Calculating Linear Regression Lines
Calculate linear regression lines in Grade 10 statistics. Use a graphing calculator to run LinReg on data sets, interpret the equation coefficients, and apply predictions within data range.
Key Concepts
Property A linear regression line is the straight line that best represents a set of data points. Your calculator finds this line using the LinReg(ax+b) function from the CALC menu. You must specify L1 for your x values and L2 for your y values. It then calculates the optimal slope a and y intercept b for the equation $y = ax + b$.
To calculate: Press [STAT] → [CALC] → [4:LinReg(ax+b)]. To specify lists: After selecting LinReg, enter [2nd] [1] [,] [2nd] [2] to use data from L1 and L2. If the output is a= 1.05 and b=8.8, the line's equation is $y = 1.05x + 8.8$.
Think of drawing one straight line through a cloud of points. The calculator's LinReg function is a genius tool that finds the perfect line that gets closest to all those points at once, giving you the best possible fit!
Common Questions
How do you calculate a linear regression line on a calculator?
Enter x-values in L1 and y-values in L2. Press STAT, go to CALC, select LinReg(ax+b), press Enter. The calculator outputs the slope a, y-intercept b, and correlation coefficient r.
What does the correlation coefficient r tell you?

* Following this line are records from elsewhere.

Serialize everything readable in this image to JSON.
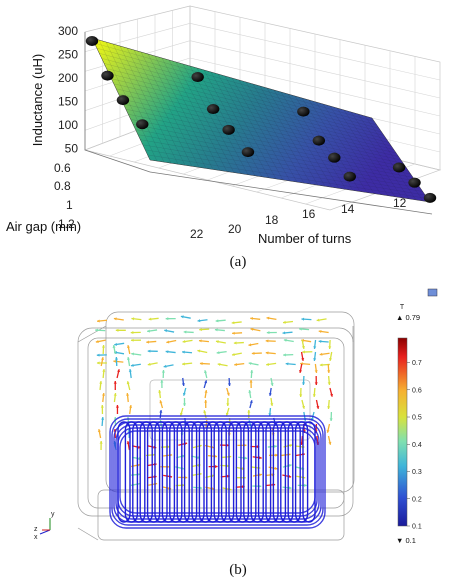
{
  "chart_data": [
    {
      "type": "surface3d",
      "title": "",
      "caption": "(a)",
      "zlabel": "Inductance (uH)",
      "ylabel": "Air gap (mm)",
      "xlabel": "Number of turns",
      "zticks": [
        "300",
        "250",
        "200",
        "150",
        "100",
        "50"
      ],
      "yticks": [
        "0.6",
        "0.8",
        "1",
        "1.2"
      ],
      "xticks": [
        "22",
        "20",
        "18",
        "16",
        "14",
        "12"
      ],
      "zlim": [
        0,
        300
      ],
      "colormap": [
        "#f9fb0e",
        "#8fcb4d",
        "#22a385",
        "#277b8e",
        "#3751a7",
        "#3d2ca4"
      ],
      "points": [
        {
          "turns": 23,
          "gap": 0.5,
          "inductance": 292
        },
        {
          "turns": 19,
          "gap": 0.55,
          "inductance": 250
        },
        {
          "turns": 15,
          "gap": 0.6,
          "inductance": 212
        },
        {
          "turns": 23,
          "gap": 0.7,
          "inductance": 215
        },
        {
          "turns": 19,
          "gap": 0.75,
          "inductance": 180
        },
        {
          "turns": 15,
          "gap": 0.8,
          "inductance": 150
        },
        {
          "turns": 12,
          "gap": 0.85,
          "inductance": 120
        },
        {
          "turns": 23,
          "gap": 0.9,
          "inductance": 165
        },
        {
          "turns": 19,
          "gap": 0.95,
          "inductance": 140
        },
        {
          "turns": 15,
          "gap": 1.0,
          "inductance": 120
        },
        {
          "turns": 12,
          "gap": 1.05,
          "inductance": 95
        },
        {
          "turns": 23,
          "gap": 1.15,
          "inductance": 120
        },
        {
          "turns": 19,
          "gap": 1.2,
          "inductance": 100
        },
        {
          "turns": 15,
          "gap": 1.2,
          "inductance": 85
        },
        {
          "turns": 12,
          "gap": 1.25,
          "inductance": 70
        }
      ]
    },
    {
      "type": "field_plot",
      "title": "",
      "caption": "(b)",
      "unit": "T",
      "max_label": "▲ 0.79",
      "min_label": "▼ 0.1",
      "colorbar_ticks": [
        "0.7",
        "0.6",
        "0.5",
        "0.4",
        "0.3",
        "0.2",
        "0.1"
      ],
      "colormap": [
        "#8b0000",
        "#e8201e",
        "#f6b031",
        "#d8e23c",
        "#7fe0b0",
        "#3fb5d9",
        "#2f4fd2",
        "#1a1a9a"
      ],
      "axes_triad": {
        "y": "y",
        "z": "z",
        "x": "x"
      }
    }
  ]
}
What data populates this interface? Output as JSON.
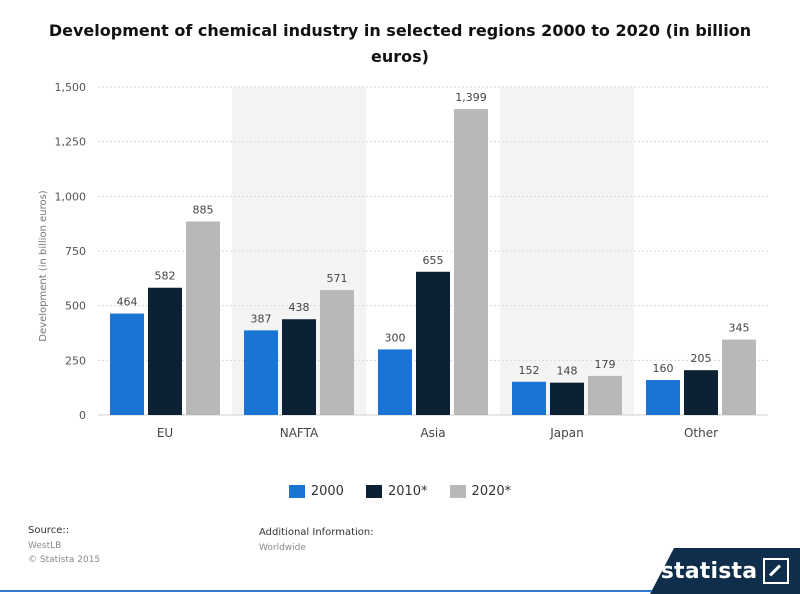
{
  "header": {
    "title": "Development of chemical industry in selected regions 2000 to 2020 (in billion euros)"
  },
  "chart_data": {
    "type": "bar",
    "categories": [
      "EU",
      "NAFTA",
      "Asia",
      "Japan",
      "Other"
    ],
    "series": [
      {
        "name": "2000",
        "color": "#1a74d6",
        "values": [
          464,
          387,
          300,
          152,
          160
        ]
      },
      {
        "name": "2010*",
        "color": "#0d2135",
        "values": [
          582,
          438,
          655,
          148,
          205
        ]
      },
      {
        "name": "2020*",
        "color": "#b8b8b8",
        "values": [
          885,
          571,
          1399,
          179,
          345
        ]
      }
    ],
    "data_labels": [
      [
        "464",
        "582",
        "885"
      ],
      [
        "387",
        "438",
        "571"
      ],
      [
        "300",
        "655",
        "1,399"
      ],
      [
        "152",
        "148",
        "179"
      ],
      [
        "160",
        "205",
        "345"
      ]
    ],
    "ylabel": "Development (in billion euros)",
    "ylim": [
      0,
      1500
    ],
    "yticks": [
      0,
      250,
      500,
      750,
      1000,
      1250,
      1500
    ],
    "ytick_labels": [
      "0",
      "250",
      "500",
      "750",
      "1,000",
      "1,250",
      "1,500"
    ],
    "grid": true,
    "legend_position": "bottom"
  },
  "footer": {
    "source_label": "Source::",
    "source_value": "WestLB",
    "copyright": "© Statista 2015",
    "additional_label": "Additional Information:",
    "additional_value": "Worldwide",
    "brand": "statista"
  }
}
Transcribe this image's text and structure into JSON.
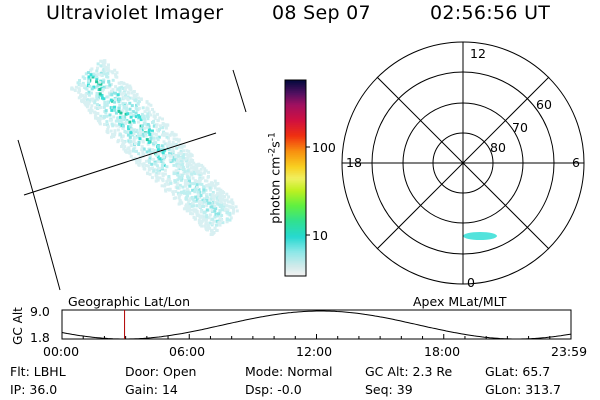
{
  "header": {
    "title": "Ultraviolet Imager",
    "date": "08 Sep 07",
    "time": "02:56:56 UT"
  },
  "colorbar": {
    "label": "photon cm",
    "label_sup1": "-2",
    "label_mid": "s",
    "label_sup2": "-1",
    "ticks": [
      "100",
      "10"
    ]
  },
  "polar": {
    "clock_labels": [
      "12",
      "18",
      "6",
      "0"
    ],
    "lat_labels": [
      "60",
      "70",
      "80"
    ]
  },
  "altitude_plot": {
    "ylabel": "GC Alt",
    "ymax": "9.0",
    "ymin": "1.8",
    "left_title": "Geographic Lat/Lon",
    "right_title": "Apex  MLat/MLT",
    "time_ticks": [
      "00:00",
      "06:00",
      "12:00",
      "18:00",
      "23:59"
    ],
    "marker_time_hours": 2.95
  },
  "status": {
    "row1": [
      {
        "key": "Flt:",
        "value": "LBHL"
      },
      {
        "key": "Door:",
        "value": "Open"
      },
      {
        "key": "Mode:",
        "value": "Normal"
      },
      {
        "key": "GC Alt:",
        "value": "2.3 Re"
      },
      {
        "key": "GLat:",
        "value": "65.7"
      }
    ],
    "row2": [
      {
        "key": "IP:",
        "value": "36.0"
      },
      {
        "key": "Gain:",
        "value": "14"
      },
      {
        "key": "Dsp:",
        "value": "-0.0"
      },
      {
        "key": "Seq:",
        "value": "39"
      },
      {
        "key": "GLon:",
        "value": "313.7"
      }
    ]
  },
  "colors": {
    "aurora_low": "#d8f0f2",
    "aurora_mid": "#3fe0d8",
    "aurora_high": "#22c8a0",
    "marker": "#b00000"
  }
}
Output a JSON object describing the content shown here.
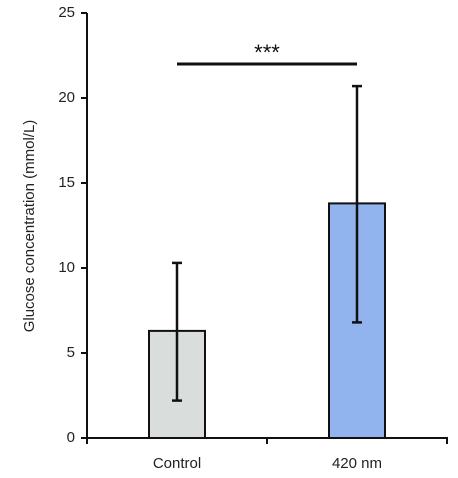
{
  "chart_data": {
    "type": "bar",
    "title": "",
    "xlabel": "",
    "ylabel": "Glucose concentration (mmol/L)",
    "categories": [
      "Control",
      "420 nm"
    ],
    "values": [
      6.3,
      13.8
    ],
    "error_upper": [
      10.3,
      20.7
    ],
    "error_lower": [
      2.2,
      6.8
    ],
    "bar_colors": [
      "#d9dedc",
      "#92b4ee"
    ],
    "ylim": [
      0,
      25
    ],
    "yticks": [
      0,
      5,
      10,
      15,
      20,
      25
    ],
    "grid": false,
    "legend": "none",
    "significance": {
      "label": "***",
      "from": "Control",
      "to": "420 nm",
      "y": 22
    }
  }
}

r measures how well the regression line fits the data. r near 1 or -1 indicates a strong linear relationship. r near 0 means little linear correlation. r² shows the proportion of variance explained.
How do you use a regression equation to make predictions?
Substitute the x-value into the regression equation to predict y. Predictions are most reliable when x is within the range of the original data (interpolation). Extrapolation (outside the range) is less reliable.